Can We Stop Retraumatizing Victims of Human Trafficking?


By Jacquelyn Blanco, Rocio Casillas, Nadia Dominguez, Jennifer Le & Faith Plummer California State University, Long Beach

There have been many policies created to offer auxiliary services for trafficked victims. One such policy is the Trafficking Victims Protection Act of 2000 (TVPA). The main critique of the TVPA (2000) is retraumatizing victims.

The TVPA requires victims to testify to receive supportive services/benefits, which can easily trigger and retraumatize individuals. It is important to shift the attention on preventing human trafficking from further affecting vulnerable populations instead of dealing with the aftermath.

We suggest the following changes to help better address the global issue of human trafficking. We think that TVPA need to prioritize and protect the treatment of human trafficking victims as opposed to legal prosecution of perpetrators.  We propose that the victims should not be required to testify against the perpetrator. Another change we are proposing is to integrate educational comprehensive prevention model. Psychoeducation needs to be provided to empower individuals to advocate for their needs. We suggest that all identified individuals affected by human trafficking have equal access to benefits, services, resources and opportunities. Services would include: mental health services, occupational training, educational needs, crisis interventions, emergency shelters, health care, safety plans, employment assistance, monetary support, transportation, and legal services.
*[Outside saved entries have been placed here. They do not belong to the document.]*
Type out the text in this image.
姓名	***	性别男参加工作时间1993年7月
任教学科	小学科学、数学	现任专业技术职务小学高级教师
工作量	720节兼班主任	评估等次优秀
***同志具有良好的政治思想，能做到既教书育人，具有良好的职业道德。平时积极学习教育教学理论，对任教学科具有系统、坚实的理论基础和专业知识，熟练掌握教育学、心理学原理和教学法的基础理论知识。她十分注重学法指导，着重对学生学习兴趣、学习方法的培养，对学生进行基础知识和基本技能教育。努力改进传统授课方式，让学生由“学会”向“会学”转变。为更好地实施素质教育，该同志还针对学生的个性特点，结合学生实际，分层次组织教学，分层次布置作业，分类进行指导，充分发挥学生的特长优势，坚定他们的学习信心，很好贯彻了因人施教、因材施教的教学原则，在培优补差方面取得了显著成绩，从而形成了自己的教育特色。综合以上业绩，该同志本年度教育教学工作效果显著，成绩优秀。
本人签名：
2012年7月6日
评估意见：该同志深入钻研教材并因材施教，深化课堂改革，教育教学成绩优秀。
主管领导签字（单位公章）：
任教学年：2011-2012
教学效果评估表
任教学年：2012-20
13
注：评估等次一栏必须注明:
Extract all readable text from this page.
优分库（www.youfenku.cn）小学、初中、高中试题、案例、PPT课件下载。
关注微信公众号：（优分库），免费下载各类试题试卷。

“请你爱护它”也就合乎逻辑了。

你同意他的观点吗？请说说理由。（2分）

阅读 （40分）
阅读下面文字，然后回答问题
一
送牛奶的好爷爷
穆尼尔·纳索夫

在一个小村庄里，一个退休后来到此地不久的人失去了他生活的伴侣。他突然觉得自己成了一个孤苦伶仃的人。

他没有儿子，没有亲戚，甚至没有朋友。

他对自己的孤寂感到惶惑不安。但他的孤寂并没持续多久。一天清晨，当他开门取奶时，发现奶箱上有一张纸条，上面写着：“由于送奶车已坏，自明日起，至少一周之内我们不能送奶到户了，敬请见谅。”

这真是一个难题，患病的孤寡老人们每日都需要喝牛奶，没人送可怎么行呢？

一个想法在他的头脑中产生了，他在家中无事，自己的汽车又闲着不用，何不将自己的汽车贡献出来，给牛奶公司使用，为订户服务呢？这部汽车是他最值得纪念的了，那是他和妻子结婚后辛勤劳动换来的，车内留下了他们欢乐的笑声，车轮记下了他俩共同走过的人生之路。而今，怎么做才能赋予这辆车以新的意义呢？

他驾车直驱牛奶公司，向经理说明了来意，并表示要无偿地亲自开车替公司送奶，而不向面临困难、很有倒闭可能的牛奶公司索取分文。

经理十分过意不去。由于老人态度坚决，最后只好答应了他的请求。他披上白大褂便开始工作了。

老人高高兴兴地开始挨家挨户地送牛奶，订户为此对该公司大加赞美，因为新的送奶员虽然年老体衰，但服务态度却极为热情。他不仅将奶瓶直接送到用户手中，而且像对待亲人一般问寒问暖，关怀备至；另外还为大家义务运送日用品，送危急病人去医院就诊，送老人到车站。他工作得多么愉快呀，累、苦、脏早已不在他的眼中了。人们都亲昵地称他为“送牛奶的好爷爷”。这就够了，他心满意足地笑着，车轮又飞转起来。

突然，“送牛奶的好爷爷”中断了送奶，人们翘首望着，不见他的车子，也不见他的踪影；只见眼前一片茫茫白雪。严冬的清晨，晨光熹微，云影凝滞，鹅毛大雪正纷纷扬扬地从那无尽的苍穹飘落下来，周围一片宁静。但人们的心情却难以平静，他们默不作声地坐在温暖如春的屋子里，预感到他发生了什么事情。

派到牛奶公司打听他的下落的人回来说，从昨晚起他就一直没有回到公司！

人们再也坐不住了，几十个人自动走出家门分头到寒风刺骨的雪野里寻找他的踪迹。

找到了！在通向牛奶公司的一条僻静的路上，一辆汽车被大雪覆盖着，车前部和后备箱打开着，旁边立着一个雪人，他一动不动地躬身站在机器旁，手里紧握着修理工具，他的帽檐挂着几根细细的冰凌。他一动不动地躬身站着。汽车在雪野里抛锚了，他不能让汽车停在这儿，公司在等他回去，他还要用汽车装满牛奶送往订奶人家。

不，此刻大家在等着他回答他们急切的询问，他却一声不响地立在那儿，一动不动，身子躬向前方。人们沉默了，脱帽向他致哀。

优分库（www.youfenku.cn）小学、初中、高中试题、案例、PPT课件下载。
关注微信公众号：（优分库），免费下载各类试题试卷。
Due to the high number of trafficking victims in within the Unites States, it is safe to say that it may lead to an excessively high demand for services and benefits. The suggested changes will make the victim feel safe and respected, using a more trauma informed approach, moving away from the ‘insensitivity’ the TVPA approach has been critiqued for. Such approach will shift away from victim criminalization and feelings such as shame and/or guilt.